Donnerstag, 1. Januar 2015

Erich Fromms Spiritualität

Spiritualität zwischen ZEN, Marxismus und jüdischer Religion

Erich Fromms humanistische Spiritualität bewegt sich zwischen Marxismus, ZEN, Buddhismus und Judentum. Stark geprägt wurde er in seiner Jugend und als Student durch den Talmudunterricht eines chassidischen Rabinners. Ende der 1920er Jahre wurde er von Max Horkheimer an das Institut für Sozialforschung, besser bekannt als die Frankfurter Schule, berufen um sozialpsychologische Studien zu erstellen. In Frankfurt setzte er sich stark mit Marxisten und Marxismus auseinander. 1932 wurden die Marxschen Frühschriften bekannt und veröffentlicht.

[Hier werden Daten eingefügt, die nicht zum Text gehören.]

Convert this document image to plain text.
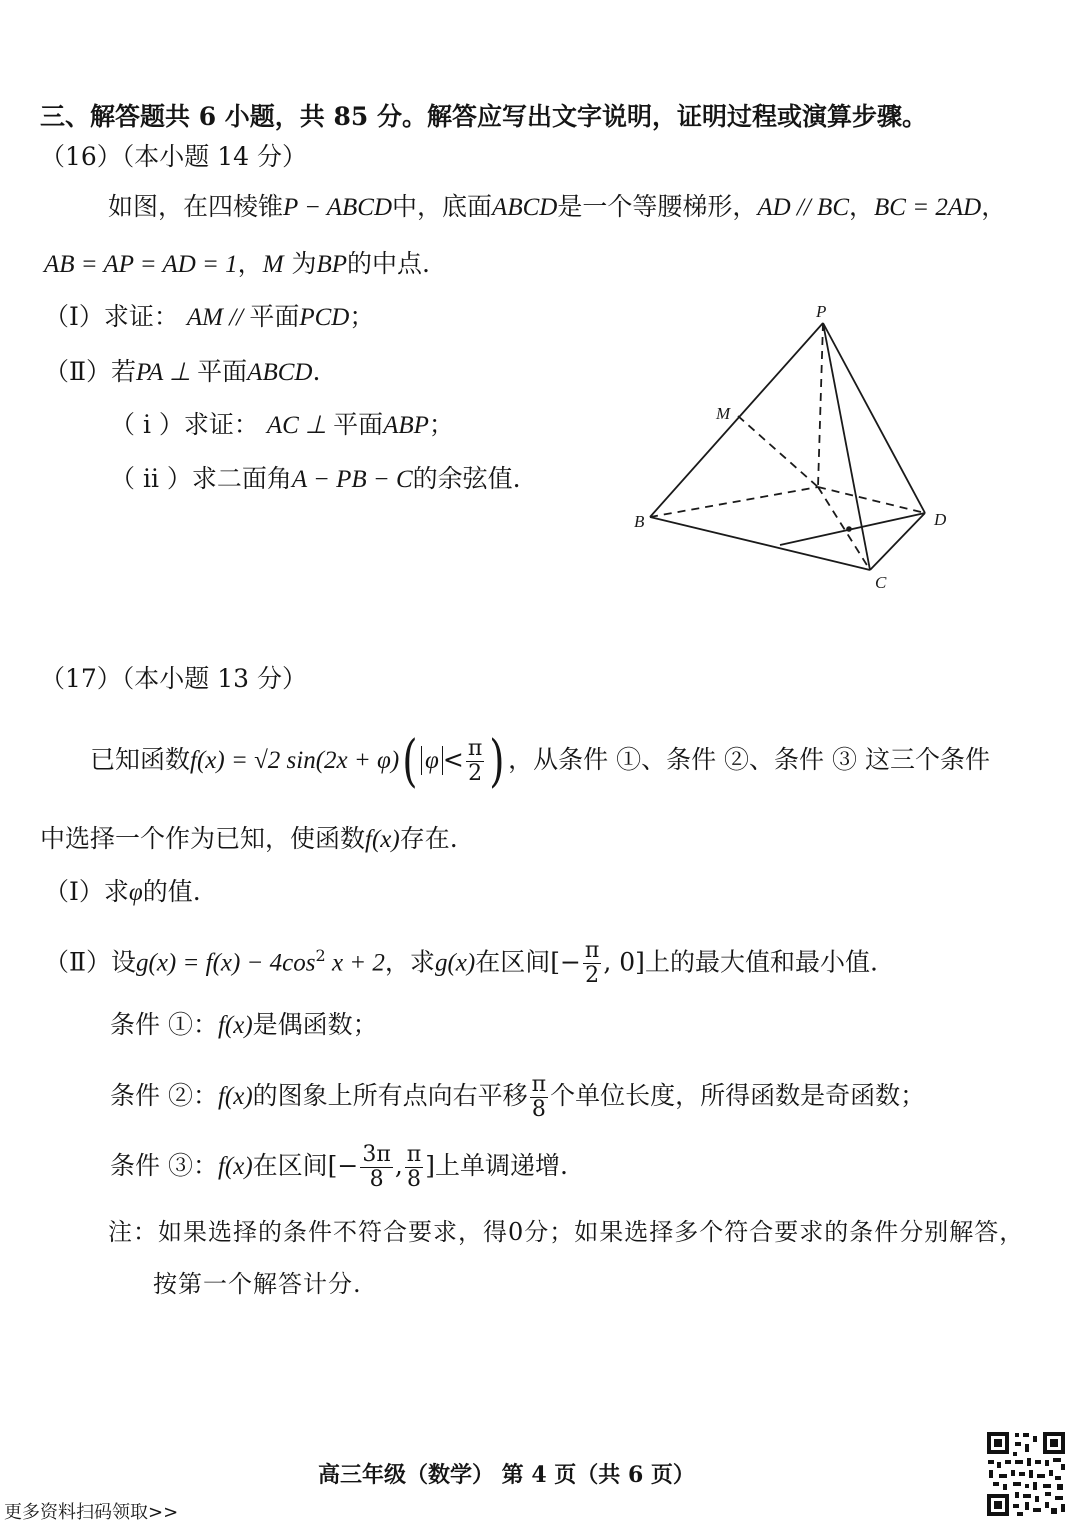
三、解答题共 6 小题，共 85 分。解答应写出文字说明，证明过程或演算步骤。
（16）（本小题 14 分）
如图，在四棱锥P − ABCD中，底面ABCD是一个等腰梯形，AD // BC，BC = 2AD，
AB = AP = AD = 1，M 为BP的中点.
（Ⅰ）求证： AM // 平面PCD；
（Ⅱ）若PA ⊥ 平面ABCD.
（ i ）求证： AC ⊥ 平面ABP；
（ ii ）求二面角A − PB − C的余弦值.
P
M
B
C
D
（17）（本小题 13 分）
已知函数f(x) = √2 sin(2x + φ)( $\varphi < \frac{\pi}{2}$ ) ，从条件 ①、条件 ②、条件 ③ 这三个条件
中选择一个作为已知，使函数f(x)存在.
（Ⅰ）求φ的值.
（Ⅱ）设$g(x) = f(x) - 4\cos^2$ x + 2，求g(x)在区间[− $\frac{\pi}{2}$ , 0]上的最大值和最小值.
条件 ①：f(x)是偶函数；
条件 ②：f(x)的图象上所有点向右平移 $\frac{\pi}{8}$ 个单位长度，所得函数是奇函数；
条件 ③：f(x)在区间[− $\frac{3\pi}{8}$ , $\frac{\pi}{8}$ ]上单调递增.
注：如果选择的条件不符合要求，得0分；如果选择多个符合要求的条件分别解答，
按第一个解答计分.
高三年级（数学） 第 4 页（共 6 页）
更多资料扫码领取>>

Insbesondere diese Frühschriften von Karl Marx nimmt Fromm zum Anlass den Marxismus nicht nur ökonomisch sondern auch humanistisch zu interpretieren. Diese Frühschriften beschäftigen sich stark mit der Entfremdung des Arbeiters, hier werden die Feuerbachschen Thesen formuliert und Marx setzt sich das erste Mal kritisch mit der Philosophie Hegels auseinander.

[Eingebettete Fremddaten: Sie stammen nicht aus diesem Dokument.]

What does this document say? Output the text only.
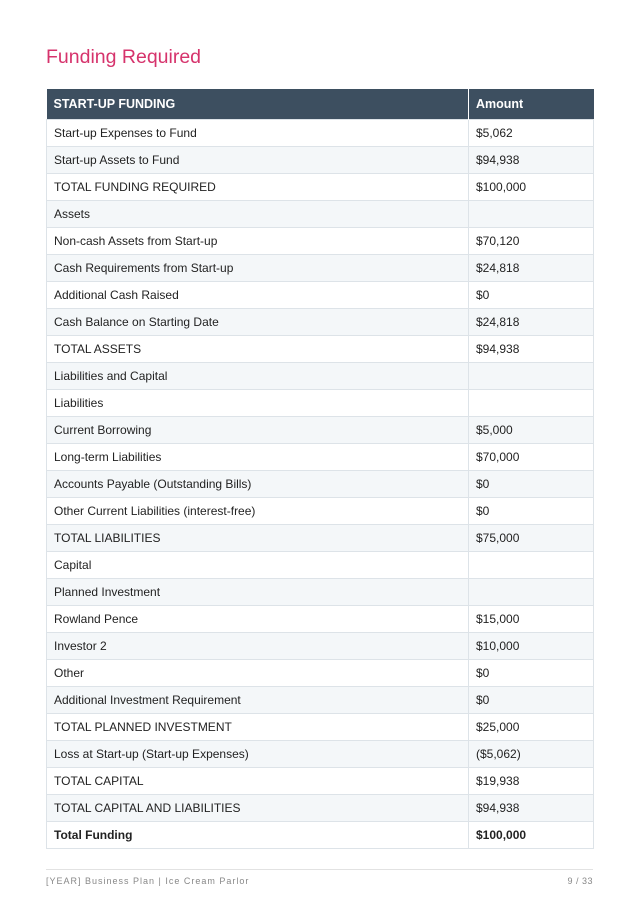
Funding Required
START-UP FUNDING	Amount
Start-up Expenses to Fund	$5,062
Start-up Assets to Fund	$94,938
TOTAL FUNDING REQUIRED	$100,000
Assets	
Non-cash Assets from Start-up	$70,120
Cash Requirements from Start-up	$24,818
Additional Cash Raised	$0
Cash Balance on Starting Date	$24,818
TOTAL ASSETS	$94,938
Liabilities and Capital	
Liabilities	
Current Borrowing	$5,000
Long-term Liabilities	$70,000
Accounts Payable (Outstanding Bills)	$0
Other Current Liabilities (interest-free)	$0
TOTAL LIABILITIES	$75,000
Capital	
Planned Investment	
Rowland Pence	$15,000
Investor 2	$10,000
Other	$0
Additional Investment Requirement	$0
TOTAL PLANNED INVESTMENT	$25,000
Loss at Start-up (Start-up Expenses)	($5,062)
TOTAL CAPITAL	$19,938
TOTAL CAPITAL AND LIABILITIES	$94,938
Total Funding	$100,000
[YEAR] Business Plan | Ice Cream Parlor	9 / 33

Für Erich Fromm ist die sozialistische Arbeiterbewegung in Deutschland nicht nur eine politische Bewegung, sondern auch eine spirituelle. Spirituell interpretiert Fromm immer im Zusammenhang mit praktischem Tun, in Bezug auf die Arbeiterbewegung ist das praktische Tun vor allem das solidarische Verhalten der Arbeiterinnen und Arbeiter untereinander im Kampf gegen Ausbeutung, Unfreiheit, Unterdrückung, Kinderarbeit, miserable Arbeits- und Lebensbedingungen. Solidarität ist nach Fromm ein spiritueller Akt. Im solidarischen Verhalten stehen Menschen für Menschen ein. Gemeinsam kämpften Arbeiterinnen und Arbeiter für eine sozialistische Gesellschaft, in dieser Auseinandersetzung haben sich die Menschen untereinander geholfen und Karl Marx lieferte mit seiner Kapitalismuskritik und seinen Analysen das theoretische Rüstzeug für den praktischen Kampf.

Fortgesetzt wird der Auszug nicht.